Of course, opposition can be organized — witness the great work done in the Pacific Northwest against coal export terminals, or the astonishing Keystone campaign, which took one pipeline out of dozens and created a defining moral confrontation from it — but such organizing is difficult and expensive and there are supply-side projects popping up all over the place, all the time.

Cheap natural gas really has displaced a lot of coal and reduced domestic manufacturing costs. Being a leading oil producer really has given the U.S. new clout on the international stage. Jobs, tax revenue, cheap energy — these are things politicians love. Warnings about long-term consequences have trouble getting any purchase.
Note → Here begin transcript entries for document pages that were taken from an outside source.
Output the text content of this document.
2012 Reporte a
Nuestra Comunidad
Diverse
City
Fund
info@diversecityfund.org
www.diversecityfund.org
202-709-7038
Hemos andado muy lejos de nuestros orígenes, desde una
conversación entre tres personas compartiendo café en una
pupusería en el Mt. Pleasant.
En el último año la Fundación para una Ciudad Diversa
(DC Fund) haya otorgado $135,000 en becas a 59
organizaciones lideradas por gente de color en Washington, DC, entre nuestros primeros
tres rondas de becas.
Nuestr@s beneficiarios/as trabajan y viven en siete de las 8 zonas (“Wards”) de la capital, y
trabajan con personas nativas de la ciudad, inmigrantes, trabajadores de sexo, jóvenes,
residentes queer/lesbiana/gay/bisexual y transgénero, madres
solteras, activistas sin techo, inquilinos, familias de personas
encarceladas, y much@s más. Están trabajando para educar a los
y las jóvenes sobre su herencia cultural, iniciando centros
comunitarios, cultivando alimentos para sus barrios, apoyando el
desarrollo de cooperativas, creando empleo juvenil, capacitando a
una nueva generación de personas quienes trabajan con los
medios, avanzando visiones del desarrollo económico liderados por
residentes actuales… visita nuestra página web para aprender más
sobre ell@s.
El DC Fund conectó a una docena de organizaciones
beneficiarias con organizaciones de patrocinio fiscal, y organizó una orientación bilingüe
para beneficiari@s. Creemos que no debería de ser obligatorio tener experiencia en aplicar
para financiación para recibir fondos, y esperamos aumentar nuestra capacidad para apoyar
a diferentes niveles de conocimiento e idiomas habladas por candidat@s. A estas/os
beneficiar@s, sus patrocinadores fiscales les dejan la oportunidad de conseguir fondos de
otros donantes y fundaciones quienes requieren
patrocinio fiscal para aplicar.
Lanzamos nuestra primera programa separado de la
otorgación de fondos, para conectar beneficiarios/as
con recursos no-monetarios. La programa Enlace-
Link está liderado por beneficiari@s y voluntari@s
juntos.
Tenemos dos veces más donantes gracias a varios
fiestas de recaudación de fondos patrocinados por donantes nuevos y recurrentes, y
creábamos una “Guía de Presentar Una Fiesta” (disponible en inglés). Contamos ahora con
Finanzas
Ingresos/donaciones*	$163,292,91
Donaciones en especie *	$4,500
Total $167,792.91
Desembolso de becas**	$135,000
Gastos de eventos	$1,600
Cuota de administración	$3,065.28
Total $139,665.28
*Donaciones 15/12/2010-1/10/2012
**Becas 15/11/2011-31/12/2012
Meanwhile, on the demand side, Obama had several unique opportunities. The economic crisis (and a unique alignment of the political stars) brought about the stimulus bill, which contained within it the biggest clean energy bill in U.S. history. Automakers were on the verge of bankruptcy when Obama negotiated fuel-economy standards with them. And coal utilities are already taking it in the teeth from cheap natural gas, rising renewables, and flatlining power demand, so the imposition of clean-air standards is just one more thunderclap in that shitstorm.

In those cases, Obama faced weak opponents, with the wind at his back. By winning those battles, he secured enough emission reductions to keep his international promises (maybe). Why take on fraught supply-side battles too? Especially if …

2. He thinks it’s good policy.

Although it incurs the wrath of some enviros, perhaps Obama thinks the net advantages of a domestic energy boom, both economically and politically, outweigh the environmental costs.

He probably subscribes to what is conventional wisdom these days, that the only way to really get a handle on climate change is through demand. People must be made to need and want less fossil fuel energy. When they stop using it, it will go away. The Stone Age didn’t end because we ran out of stones, as they say.

But as long as people want/need fossil fuel energy, they will get it, because there’s plenty of it — far, far more than needed to destabilize the climate. If you cut off this bit of supply, that one will rise to take its place. You block exports here, they’ll go out there. You block this pipeline, they’ll put the oil on trains. You block a U.S. coal mine, some Australian coal mine steps up its output. Supply will out, as long as there is demand for it.

If you subscribe to this view, you don’t really see any climate benefit in blocking domestic fossil fuel production. It will just mean more production in some other country. Obama and his people are likely thinking: Why shouldn’t the U.S. enjoy the spoils of a domestic fossil-fuel boom, even as it seeks to reduce its own fossil consumption? Supply will out, so why not get a piece of the pie while there’s pie to get got?

Whether you agree with either of these views, neither is crazy, and both are compatible, broadly, with caring about climate change.

If climate hawks are going to draw a line in the sand and say that no new fossil fuel projects should be undertaken — and that is the so-called “Keystone Principle” — they’re going to have to do some big-picture, long-term thinking about how to bring the public and the political class along. When should supply-side projects be targeted, and how? I wrote about this a couple of years ago in a post — “Supply, demand, and activism: What should the climate movement do next?” — that I still recommend.

The U.S. political economy is structured in such a way that Obama believes the safest, most sensible option is to be pro-fossil supply and anti-fossil demand. The way forward lies not in finding someone who cares more about climate change, but in changing that structure.

Think about it this way: What array of economic and political forces could push President Hillary Clinton to block the next Keystone? Put those forces in place, and she will care.